= The Time of the Cuckoo =

Play by US playwright Arthur Laurents

The Time of the Cuckoo is a play by American playwright Arthur Laurents. It focuses on the bittersweet romance between Leona Samish, a single American executive secretary vacationing in Europe and Renato Di Rossi, a shopkeeper she meets in Venice. Di Rossi, trapped in a loveless marriage, relentlessly pursues Leona, who initially is shocked by the thought of an illicit affair but eventually succumbs to the Italian's charms.

The Broadway production was directed by Harold Clurman. The play opened at the Empire Theater on October 15, 1952, and closed on May 30, 1953, after 263 performances. The theatre was demolished shortly after the play closed.
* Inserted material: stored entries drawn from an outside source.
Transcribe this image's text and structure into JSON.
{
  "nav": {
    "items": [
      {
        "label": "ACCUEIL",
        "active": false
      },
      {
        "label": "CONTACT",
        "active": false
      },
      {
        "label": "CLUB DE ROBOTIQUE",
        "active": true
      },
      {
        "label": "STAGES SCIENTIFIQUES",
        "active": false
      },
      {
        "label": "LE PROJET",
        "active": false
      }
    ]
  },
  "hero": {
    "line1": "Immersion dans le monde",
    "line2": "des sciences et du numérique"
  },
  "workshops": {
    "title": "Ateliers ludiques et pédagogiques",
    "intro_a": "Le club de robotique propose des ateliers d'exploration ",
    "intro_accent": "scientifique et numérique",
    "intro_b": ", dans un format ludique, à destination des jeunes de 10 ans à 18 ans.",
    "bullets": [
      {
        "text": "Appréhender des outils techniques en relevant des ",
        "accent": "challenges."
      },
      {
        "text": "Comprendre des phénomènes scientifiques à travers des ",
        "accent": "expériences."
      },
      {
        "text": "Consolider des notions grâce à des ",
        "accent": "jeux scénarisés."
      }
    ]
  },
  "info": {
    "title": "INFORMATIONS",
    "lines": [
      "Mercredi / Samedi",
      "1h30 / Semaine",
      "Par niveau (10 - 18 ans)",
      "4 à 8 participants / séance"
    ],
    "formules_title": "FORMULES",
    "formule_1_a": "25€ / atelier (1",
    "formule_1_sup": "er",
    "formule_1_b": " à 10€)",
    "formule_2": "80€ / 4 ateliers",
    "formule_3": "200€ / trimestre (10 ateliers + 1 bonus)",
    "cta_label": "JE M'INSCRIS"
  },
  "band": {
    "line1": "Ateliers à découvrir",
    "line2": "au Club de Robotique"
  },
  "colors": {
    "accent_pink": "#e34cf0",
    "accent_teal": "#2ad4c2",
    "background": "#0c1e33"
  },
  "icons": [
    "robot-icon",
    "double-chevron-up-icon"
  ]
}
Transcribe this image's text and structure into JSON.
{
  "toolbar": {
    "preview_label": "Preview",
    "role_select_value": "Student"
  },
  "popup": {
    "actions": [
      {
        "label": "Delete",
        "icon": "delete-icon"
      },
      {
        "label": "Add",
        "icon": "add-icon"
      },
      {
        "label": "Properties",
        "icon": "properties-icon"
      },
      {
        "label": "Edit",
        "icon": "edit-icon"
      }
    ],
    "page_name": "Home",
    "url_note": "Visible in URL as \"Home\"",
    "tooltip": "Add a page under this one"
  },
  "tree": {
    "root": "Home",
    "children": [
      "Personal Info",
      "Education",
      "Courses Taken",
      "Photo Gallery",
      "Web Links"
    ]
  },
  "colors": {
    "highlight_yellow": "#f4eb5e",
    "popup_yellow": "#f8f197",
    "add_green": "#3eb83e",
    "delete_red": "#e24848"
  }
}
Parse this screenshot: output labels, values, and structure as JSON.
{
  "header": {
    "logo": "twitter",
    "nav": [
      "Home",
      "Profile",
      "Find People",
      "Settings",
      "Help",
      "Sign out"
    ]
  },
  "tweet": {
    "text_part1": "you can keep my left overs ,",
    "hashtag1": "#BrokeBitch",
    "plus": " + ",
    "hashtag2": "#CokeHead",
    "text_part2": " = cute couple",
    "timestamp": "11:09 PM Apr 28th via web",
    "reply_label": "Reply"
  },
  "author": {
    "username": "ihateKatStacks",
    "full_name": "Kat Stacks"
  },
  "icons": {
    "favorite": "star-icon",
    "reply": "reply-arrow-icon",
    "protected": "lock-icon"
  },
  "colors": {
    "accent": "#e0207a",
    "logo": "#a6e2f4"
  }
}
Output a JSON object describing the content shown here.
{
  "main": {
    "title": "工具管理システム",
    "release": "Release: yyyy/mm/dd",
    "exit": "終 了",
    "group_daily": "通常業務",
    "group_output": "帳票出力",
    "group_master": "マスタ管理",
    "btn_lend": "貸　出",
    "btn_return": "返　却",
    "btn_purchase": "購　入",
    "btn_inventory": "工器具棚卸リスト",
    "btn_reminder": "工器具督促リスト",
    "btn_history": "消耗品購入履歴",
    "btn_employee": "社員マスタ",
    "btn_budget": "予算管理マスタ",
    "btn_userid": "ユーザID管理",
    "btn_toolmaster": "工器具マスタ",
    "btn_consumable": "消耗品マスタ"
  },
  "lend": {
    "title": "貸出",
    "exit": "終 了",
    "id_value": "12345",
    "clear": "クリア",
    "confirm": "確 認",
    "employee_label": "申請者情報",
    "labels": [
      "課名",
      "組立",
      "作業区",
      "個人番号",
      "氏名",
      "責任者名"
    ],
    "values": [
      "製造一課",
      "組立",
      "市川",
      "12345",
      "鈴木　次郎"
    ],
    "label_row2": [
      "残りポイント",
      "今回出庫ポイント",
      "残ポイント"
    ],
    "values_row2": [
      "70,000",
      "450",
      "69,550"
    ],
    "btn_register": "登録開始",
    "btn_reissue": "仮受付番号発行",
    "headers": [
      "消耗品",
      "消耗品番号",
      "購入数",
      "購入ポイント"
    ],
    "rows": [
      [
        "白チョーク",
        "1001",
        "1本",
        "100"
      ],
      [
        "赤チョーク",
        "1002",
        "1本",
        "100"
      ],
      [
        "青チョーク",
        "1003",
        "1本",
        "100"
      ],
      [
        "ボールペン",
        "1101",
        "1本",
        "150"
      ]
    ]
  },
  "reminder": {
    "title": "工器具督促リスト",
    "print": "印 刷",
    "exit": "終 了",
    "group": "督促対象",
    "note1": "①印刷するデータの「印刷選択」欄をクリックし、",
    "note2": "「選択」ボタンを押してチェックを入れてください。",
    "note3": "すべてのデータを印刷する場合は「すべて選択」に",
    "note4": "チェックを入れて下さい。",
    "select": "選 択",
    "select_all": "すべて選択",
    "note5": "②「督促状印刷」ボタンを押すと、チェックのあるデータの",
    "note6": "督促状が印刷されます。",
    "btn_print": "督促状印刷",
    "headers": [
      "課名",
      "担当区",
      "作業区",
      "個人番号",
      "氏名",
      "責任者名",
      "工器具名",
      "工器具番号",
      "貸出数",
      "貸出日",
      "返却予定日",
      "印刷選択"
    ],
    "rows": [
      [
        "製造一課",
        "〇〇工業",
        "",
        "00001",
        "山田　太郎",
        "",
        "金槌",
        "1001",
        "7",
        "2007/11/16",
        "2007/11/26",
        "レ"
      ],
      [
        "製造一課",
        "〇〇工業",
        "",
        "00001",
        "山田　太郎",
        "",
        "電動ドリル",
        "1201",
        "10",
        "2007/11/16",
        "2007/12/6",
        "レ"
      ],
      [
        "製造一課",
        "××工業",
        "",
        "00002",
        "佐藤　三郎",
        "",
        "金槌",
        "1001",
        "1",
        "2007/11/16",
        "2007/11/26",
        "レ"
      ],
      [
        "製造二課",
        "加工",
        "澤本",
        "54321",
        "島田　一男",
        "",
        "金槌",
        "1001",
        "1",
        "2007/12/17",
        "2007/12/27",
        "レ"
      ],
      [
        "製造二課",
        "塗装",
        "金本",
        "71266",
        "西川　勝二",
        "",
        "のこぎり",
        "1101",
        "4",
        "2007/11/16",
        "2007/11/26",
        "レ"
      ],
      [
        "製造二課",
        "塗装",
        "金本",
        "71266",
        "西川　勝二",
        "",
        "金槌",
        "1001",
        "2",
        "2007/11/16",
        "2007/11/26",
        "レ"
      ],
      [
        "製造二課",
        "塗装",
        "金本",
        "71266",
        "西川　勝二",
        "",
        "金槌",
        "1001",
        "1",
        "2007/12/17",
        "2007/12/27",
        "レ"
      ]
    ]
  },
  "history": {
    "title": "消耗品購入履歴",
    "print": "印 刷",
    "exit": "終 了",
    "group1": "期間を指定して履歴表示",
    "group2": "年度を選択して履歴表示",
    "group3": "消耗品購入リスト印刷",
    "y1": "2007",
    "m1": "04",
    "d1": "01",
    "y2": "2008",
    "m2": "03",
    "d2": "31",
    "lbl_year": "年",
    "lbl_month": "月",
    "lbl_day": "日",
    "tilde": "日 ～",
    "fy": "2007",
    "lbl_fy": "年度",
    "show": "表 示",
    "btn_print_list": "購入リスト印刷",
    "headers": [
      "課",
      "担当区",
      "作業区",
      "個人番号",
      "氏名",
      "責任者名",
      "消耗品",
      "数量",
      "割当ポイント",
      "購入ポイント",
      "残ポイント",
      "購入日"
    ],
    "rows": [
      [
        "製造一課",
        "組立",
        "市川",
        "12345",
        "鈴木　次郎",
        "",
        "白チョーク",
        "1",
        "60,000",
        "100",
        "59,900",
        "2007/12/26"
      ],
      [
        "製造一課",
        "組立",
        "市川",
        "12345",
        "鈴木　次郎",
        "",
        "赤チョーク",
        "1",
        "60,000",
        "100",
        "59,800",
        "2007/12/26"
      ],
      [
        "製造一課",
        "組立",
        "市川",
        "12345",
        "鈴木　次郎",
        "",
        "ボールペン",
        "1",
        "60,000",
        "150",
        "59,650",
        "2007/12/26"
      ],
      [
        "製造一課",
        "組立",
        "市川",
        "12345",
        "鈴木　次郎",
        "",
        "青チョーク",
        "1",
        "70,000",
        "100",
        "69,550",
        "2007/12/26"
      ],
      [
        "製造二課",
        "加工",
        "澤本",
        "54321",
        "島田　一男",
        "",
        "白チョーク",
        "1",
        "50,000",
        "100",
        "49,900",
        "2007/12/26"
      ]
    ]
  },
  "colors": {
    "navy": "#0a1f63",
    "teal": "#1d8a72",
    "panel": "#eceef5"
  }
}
The play was adapted for the screen under the title Summertime (starring Katharine Hepburn and Rossano Brazzi) and titled in Great Britain as Summer Madness in 1955, directed by British director David Lean (Lawrence of Arabia, Doctor Zhivago). In 1965, it was adapted into the Broadway musical Do I Hear a Waltz? with a book by Laurents, music by Richard Rodgers and lyrics by Stephen Sondheim.

==Opening night cast==
- Shirley Booth as Leona Samish
- Geraldine Brooks as June Yaeger
- Dino Di Luca as Renato Di Rossi
- Donald Murphy as Eddie Yaeger
- Lydia St. Clair as Signora Fiora
- Silva Gaselli as Giovanna
- Jose Perez as Mauro
- Daniel Reed as Mr. McIlhenny
- Ruggero Romor as Vito
- Jane Rose as Mrs. McIlhenny (only cast member to appear in Summertime)

Bethel Leslie replaced Geraldine Brooks and Keith Green replaced Jose Perez later in the off-Broadway revival.

John Serry, Sr. performed as the concert accordionist and soloist in the orchestra.

==Principal production credits==
- Producers: Robert Whitehead, Walter Fried
- Scenic Design: Ben Edwards
- Lighting Design: Ben Edwards
- Costume Design: Helene Pons

==Awards==
Shirley Booth won the Tony Award for Best Performance by a Leading Actress in a Play.

==Off-Broadway revivals==
The York Theatre Company in Manhattan mounted a production of the play for 16 performances in early 1986. Stuart Howard directed a cast that included Michael Learned, George Guidall, and Debra Jo Rupp.

In 2000, the play was revived for a limited run from January 27 to May 7 at the Mitzi E. Newhouse Theater located in Lincoln Center. The production, with a revised script by Laurents, was directed by Nicholas Martin. The cast included Debra Monk (who won an Obie Award for her performance), Olek Krupa, Tom Aldredge, and Polly Holliday. Theoni V. Aldredge designed the costumes.

In February 2011, the play was revived for a limited run at the Tap House Grill Theatre in downtown Oswego, Illinois by The Oswego Playhouse. The cast included Beth Goncher, Jill Orr, Steve Fiorito, Brent Miller, Lynn Meredith, Kelly Cash, Brandon Miller, Cole Perkins, Jim Stott and Sharon Pagoria. The production was directed by Daina Gielser.